White slips effortlessly from sashaying sexpot to soulful balladeer, with several forays into the audience to dance with a lucky few. Her standout performance ranges from a jazzy-bluesy feel, to swinging nightclub-style.

Shows are scheduled to through Dec. 20. This is one for the family, as well as anyone who has a love of music.

As one of Bailey's songs says, "You've got to have personality," and this show has it in abundance. Just consider the songs you'll hear channeled through White, who thought of this tribute to Bailey and cowrote it with Thomas W. Jones II. One demonstration of that personality is found in "Hello Pearly," taken from the all-black revision of "Hello Dolly" that the acclaimed songstress brought to the Broadway stage and to a Tony award in the late 1960s.

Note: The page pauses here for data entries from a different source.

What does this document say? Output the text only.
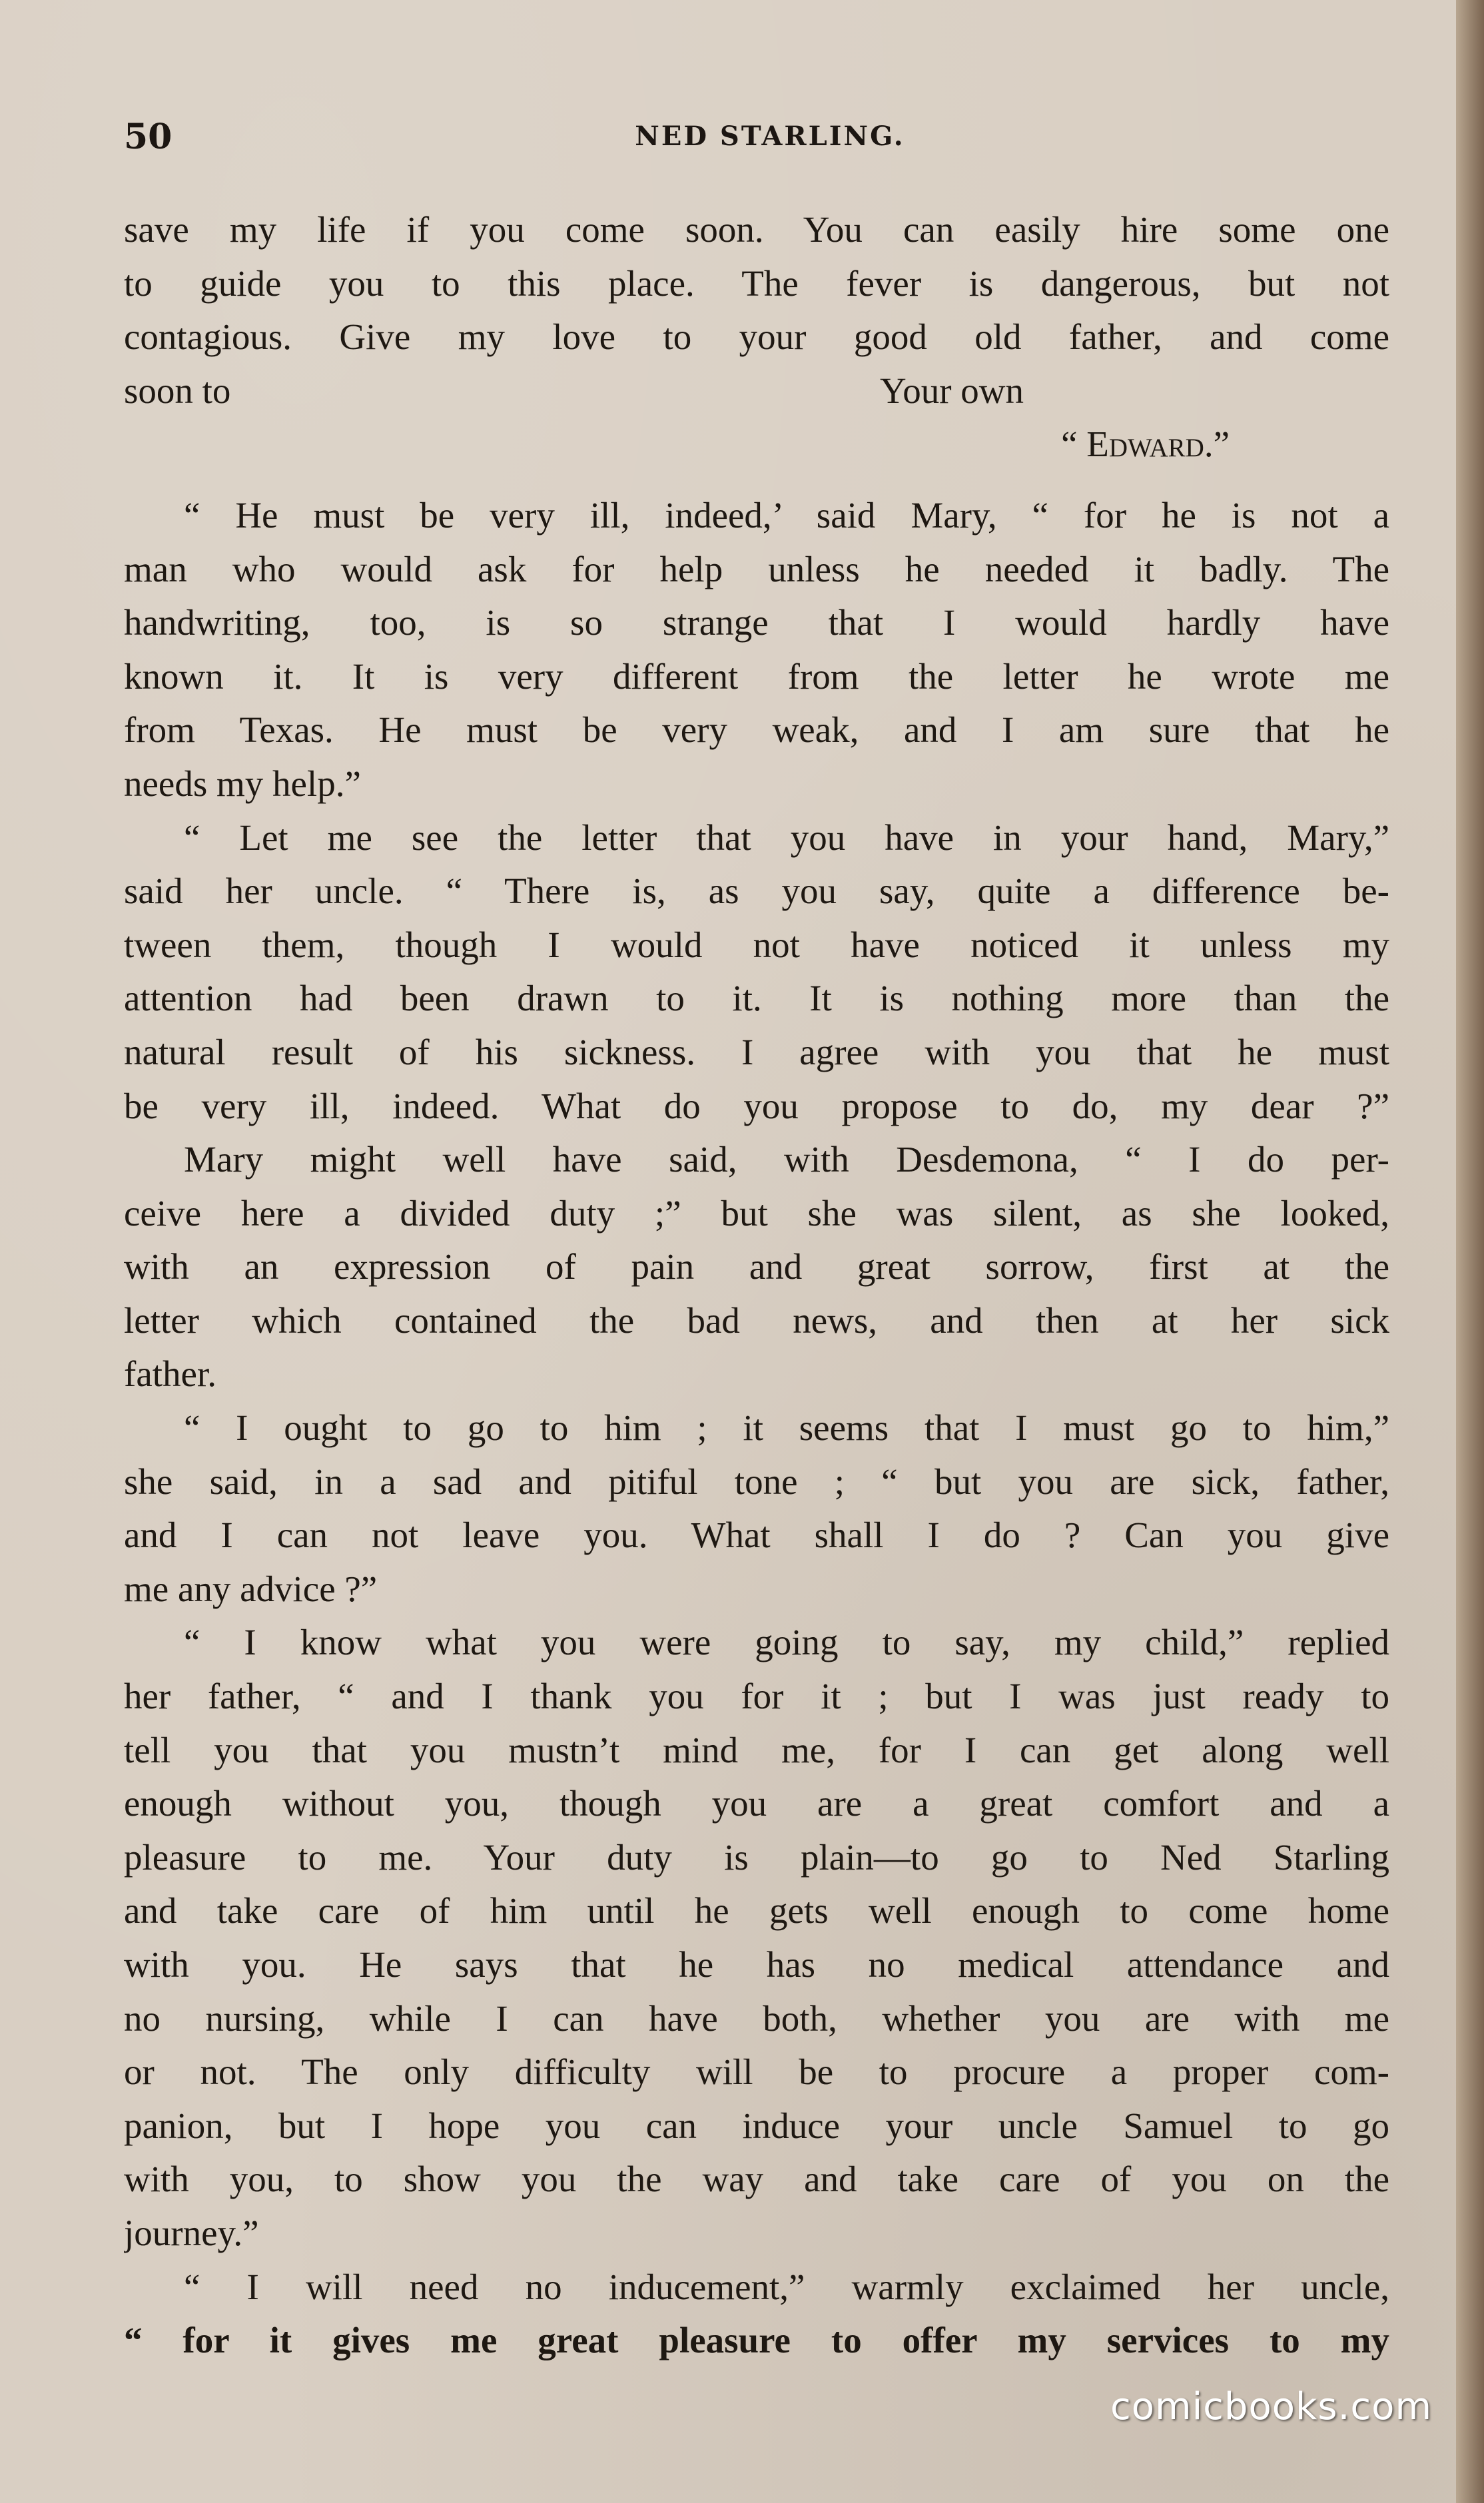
50	NED STARLING.
save my life if you come soon. You can easily hire some one
to guide you to this place. The fever is dangerous, but not
contagious. Give my love to your good old father, and come
soon to	Your own
“ Edward.”
“ He must be very ill, indeed,’ said Mary, “ for he is not a
man who would ask for help unless he needed it badly. The
handwriting, too, is so strange that I would hardly have
known it. It is very different from the letter he wrote me
from Texas. He must be very weak, and I am sure that he
needs my help.”
“ Let me see the letter that you have in your hand, Mary,”
said her uncle. “ There is, as you say, quite a difference be-
tween them, though I would not have noticed it unless my
attention had been drawn to it. It is nothing more than the
natural result of his sickness. I agree with you that he must
be very ill, indeed. What do you propose to do, my dear ?”
Mary might well have said, with Desdemona, “ I do per-
ceive here a divided duty ;” but she was silent, as she looked,
with an expression of pain and great sorrow, first at the
letter which contained the bad news, and then at her sick
father.
“ I ought to go to him ; it seems that I must go to him,”
she said, in a sad and pitiful tone ; “ but you are sick, father,
and I can not leave you. What shall I do ? Can you give
me any advice ?”
“ I know what you were going to say, my child,” replied
her father, “ and I thank you for it ; but I was just ready to
tell you that you mustn’t mind me, for I can get along well
enough without you, though you are a great comfort and a
pleasure to me. Your duty is plain—to go to Ned Starling
and take care of him until he gets well enough to come home
with you. He says that he has no medical attendance and
no nursing, while I can have both, whether you are with me
or not. The only difficulty will be to procure a proper com-
panion, but I hope you can induce your uncle Samuel to go
with you, to show you the way and take care of you on the
journey.”
“ I will need no inducement,” warmly exclaimed her uncle,
“ for it gives me great pleasure to offer my services to my
comicbooks.com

Other great songs are featured, too, such as "Frankie and Johnny," "Takes Two to Tango," "That's Good Enough for Me," "Ain't She Sweet" and "Baby, It's Cold Outside."

The show ends on a triumphant note with "Won't You Come Home Bill Bailey," including a special riff on that number with her costar, William F. Hubbard. Hubbard relives his role as Bailey's emcee and sometime recording costar, Hot Lips Page, when they join together in a rib-tickling "Won't You Come Home Pearl Bailey" and segue into yet another magical duet. Hubbard stars also as the sly butt of her humor and her amiable straight man, who knows full well that the shortest and surest distance between their two points of view is the beeline for the funny bone. And to watch them together singing "Baby, It's Cold Outside" is to watch what makes birds and bees multiply -- in a sexy appeal shot through with a broad streak of self-mocking humor.

You can't see this shining "Pearl" and not grin. It's the perfect holiday tonic, at just the time when you'll need it the most, after the turkey has been devoured and family and friends have departed.